President Donald Trump is, at once, demanding billions of dollars from the U.S. Treasury for a border wall and insisting the wall won't really cost America anything.
As he's done before, Trump argued Wednesday that Mexico is footing the bill, thanks to a revised trade agreement. That's not true. If the wall is to be built, the money will need to come from Washington's coffers and be approved by Congress. There is no mechanism in the trade agreement or anywhere else for Mexico to pay back the U.S. or for the money to be refunded to the Treasury.
Trump: In a tweet, the president said that "Mexico is paying for the wall through the new USMCA trade deal. Much of the wall has already been fully renovated or built." He also said that the $5 billion-plus for the wall that was in bill passed by the previous House in December was "very little in comparison to the benefits of national security."
The facts: Mexico isn't paying. It's also not true that there's been much construction beyond fencing erected during previous administrations; some renovation of the existing barrier has been achieved.
Trump is arguing, in essence, that the updated trade pact with Mexico and Canada, known as the U.S.-Mexico-Canada Trade Agreement, will yield economic benefits to the U.S. that, years from now, will cover the unrelated costs of the wall today. That assertion doesn't hold water even with those who support his push for a wall. He went further at a Cabinet meeting Wednesday, contending the wall will pay for itself on a "monthly basis.''
The new trade deal won't change that much from the previous North American Free Trade Agreement. The three countries would continue trading in an environment of mainly low or no tariffs, with certain improvements for all three partners from the terms of NAFTA. Moreover, the new deal isn't in effect. It's awaiting ratification from legislative bodies in each country, and that is not assured.
There is no credible way for Trump to forecast additional growth covering costs that are being charged to U.S. taxpayers if the wall is built. Trade balances depend on too many factors — consumer tastes, exchange rates, overall economic performance and the choices of thousands of companies, for example — and some are well outside any government's control. Trump specifically promised in his 2016 campaign that Mexico would pay for the wall. It is not doing so.
Deficit isn't a payment
Trump's case is also built on a mischaracterization of trade balances. Unlike economists and governments, he considers a trade deficit to be a payment to the exporting country. By that argument, if a trade deficit shrinks, the U.S. is saving money. But that's not how trade works. Consumers create a trade deficit by buying products made abroad. They get value for their purchase _ the products — and are not giving money away.

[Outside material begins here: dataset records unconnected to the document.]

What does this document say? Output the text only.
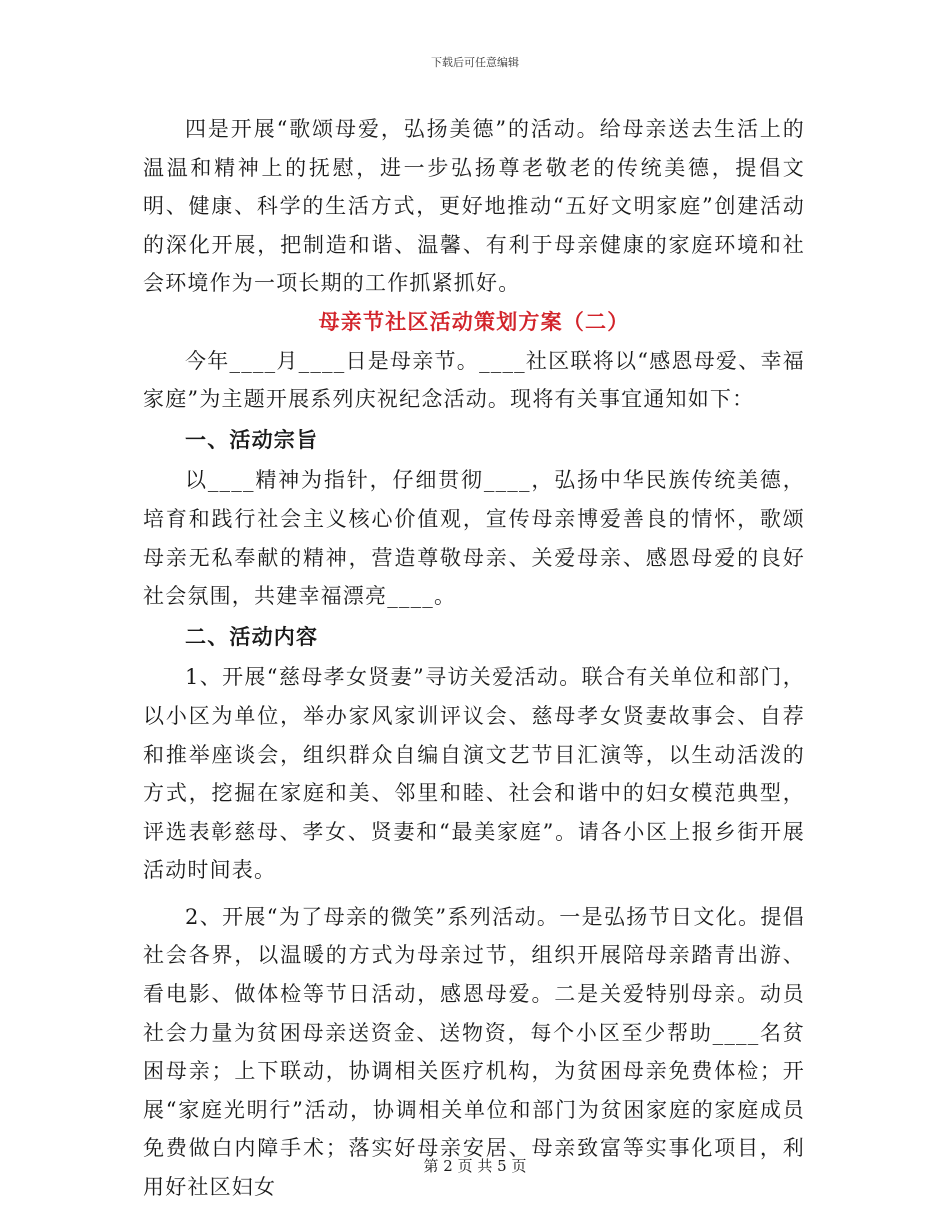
下载后可任意编辑

四是开展“歌颂母爱，弘扬美德”的活动。给母亲送去生活上的温温和精神上的抚慰，进一步弘扬尊老敬老的传统美德，提倡文明、健康、科学的生活方式，更好地推动“五好文明家庭”创建活动的深化开展，把制造和谐、温馨、有利于母亲健康的家庭环境和社会环境作为一项长期的工作抓紧抓好。

母亲节社区活动策划方案（二）

今年____月____日是母亲节。____社区联将以“感恩母爱、幸福家庭”为主题开展系列庆祝纪念活动。现将有关事宜通知如下：

一、活动宗旨

以____精神为指针，仔细贯彻____，弘扬中华民族传统美德，培育和践行社会主义核心价值观，宣传母亲博爱善良的情怀，歌颂母亲无私奉献的精神，营造尊敬母亲、关爱母亲、感恩母爱的良好社会氛围，共建幸福漂亮____。

二、活动内容

1、开展“慈母孝女贤妻”寻访关爱活动。联合有关单位和部门，以小区为单位，举办家风家训评议会、慈母孝女贤妻故事会、自荐和推举座谈会，组织群众自编自演文艺节目汇演等，以生动活泼的方式，挖掘在家庭和美、邻里和睦、社会和谐中的妇女模范典型，评选表彰慈母、孝女、贤妻和“最美家庭”。请各小区上报乡街开展活动时间表。

2、开展“为了母亲的微笑”系列活动。一是弘扬节日文化。提倡社会各界，以温暖的方式为母亲过节，组织开展陪母亲踏青出游、看电影、做体检等节日活动，感恩母爱。二是关爱特别母亲。动员社会力量为贫困母亲送资金、送物资，每个小区至少帮助____名贫困母亲；上下联动，协调相关医疗机构，为贫困母亲免费体检；开展“家庭光明行”活动，协调相关单位和部门为贫困家庭的家庭成员免费做白内障手术；落实好母亲安居、母亲致富等实事化项目，利用好社区妇女

第 2 页 共 5 页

Trump's claim that much of the "wall has already been fully renovated or built'' is only supported when counting work done by past administrations and ignoring the fact that fences are not the towering walls he promised. The 2006 Secure Fence Act has resulted in about 650 miles or nearly 1,050 kilometers of border barrier. Money approved by Congress in March 2018 is to pay for 84 miles (135 km), but that work is not done.
Trump's point that the national security benefits would outweigh the economic cost is a legitimate one to debate. But the notion that U.S. taxpayers would not be covering the cost is baseless.